La solidarietà e la condivisione allora devono essere finalmente alla base del superamento delle difficoltà che certamente sono a volte da imputare alle inefficienze amministrative locali ma anche alla mancanza di volontà decisionale dei governi nazionali.
È evidente che per questo occorre che si evitino gli sprechi nella spesa e si facciano delle scelte negli interventi pubblici evitando di realizzare opere faraoniche come il ponte sullo stretto di Messina piuttosto che risolvere i problemi idrogeologici, ambientali o nella stessa viabilità ordinaria.
Se non si razionalizzano le uscite nel bilancio e non si mette mano a una seria riforma del fisco evitando ogni soggezione ai potentati economici e finanziari come a squallidi calcoli elettorali, non si riuscirà mai a ridurre il debito pubblico che ha sfiorato i 2.949 miliardi di euro né a ridare futuro allo sviluppo economico di un Paese che vive da anni una profonda stagflazione.

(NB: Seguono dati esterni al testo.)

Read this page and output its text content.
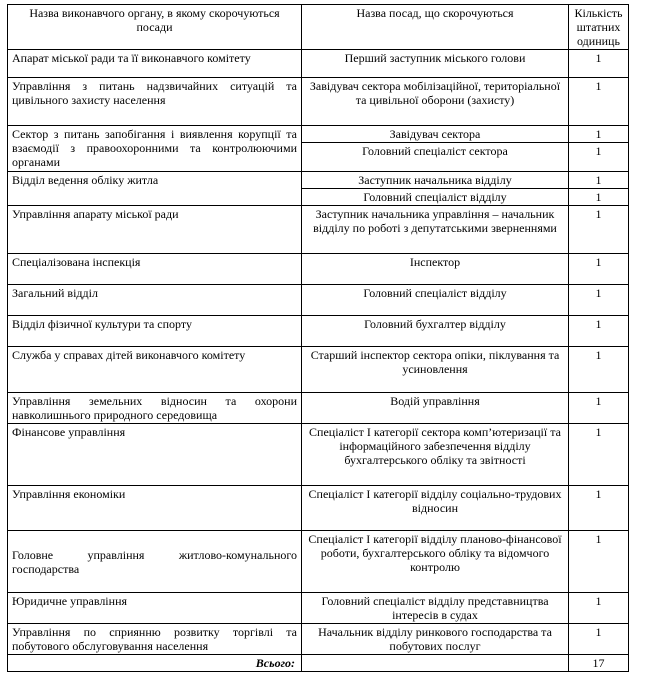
Назва виконавчого органу, в якому скорочуються посади	Назва посад, що скорочуються	Кількість штатних одиниць
Апарат міської ради та її виконавчого комітету	Перший заступник міського голови	1
Управління з питань надзвичайних ситуацій та цивільного захисту населення	Завідувач сектора мобілізаційної, територіальної та цивільної оборони (захисту)	1
Сектор з питань запобігання і виявлення корупції та взаємодії з правоохоронними та контролюючими органами	Завідувач сектора	1
	Головний спеціаліст сектора	1
Відділ ведення обліку житла	Заступник начальника відділу	1
	Головний спеціаліст відділу	1
Управління апарату міської ради	Заступник начальника управління – начальник відділу по роботі з депутатськими зверненнями	1
Спеціалізована інспекція	Інспектор	1
Загальний відділ	Головний спеціаліст відділу	1
Відділ фізичної культури та спорту	Головний бухгалтер відділу	1
Служба у справах дітей виконавчого комітету	Старший інспектор сектора опіки, піклування та усиновлення	1
Управління земельних відносин та охорони навколишнього природного середовища	Водій управління	1
Фінансове управління	Спеціаліст І категорії сектора комп’ютеризації та інформаційного забезпечення відділу бухгалтерського обліку та звітності	1
Управління економіки	Спеціаліст І категорії відділу соціально-трудових відносин	1
Головне управління житлово-комунального господарства	Спеціаліст І категорії відділу планово-фінансової роботи, бухгалтерського обліку та відомчого контролю	1
Юридичне управління	Головний спеціаліст відділу представництва інтересів в судах	1
Управління по сприянню розвитку торгівлі та побутового обслуговування населення	Начальник відділу ринкового господарства та побутових послуг	1
Всього:		17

Per fare tutto ciò non c’è altra via che uscire dalle logiche egoistiche di una borghesia che dimostra sempre più la sua incapacità di disegnare un sistema economico solidale in grado di dare in ogni regione lo stesso livello di servizi per un’adeguata qualità della vita.
Vorrei sottolineare infine che il rifiuto per leggi come quella sull’autonomia differenziata non ha nulla di pregiudiziale, ma obbedisce unicamente alla volontà di consentire a tutti di accedere in maniera ottimale ai servizi, al lavoro, alle risorse economiche e quindi ai diritti attuando così in maniera corretta i principi di equità che una certa classe dirigente vorrebbe gettare alle ortiche.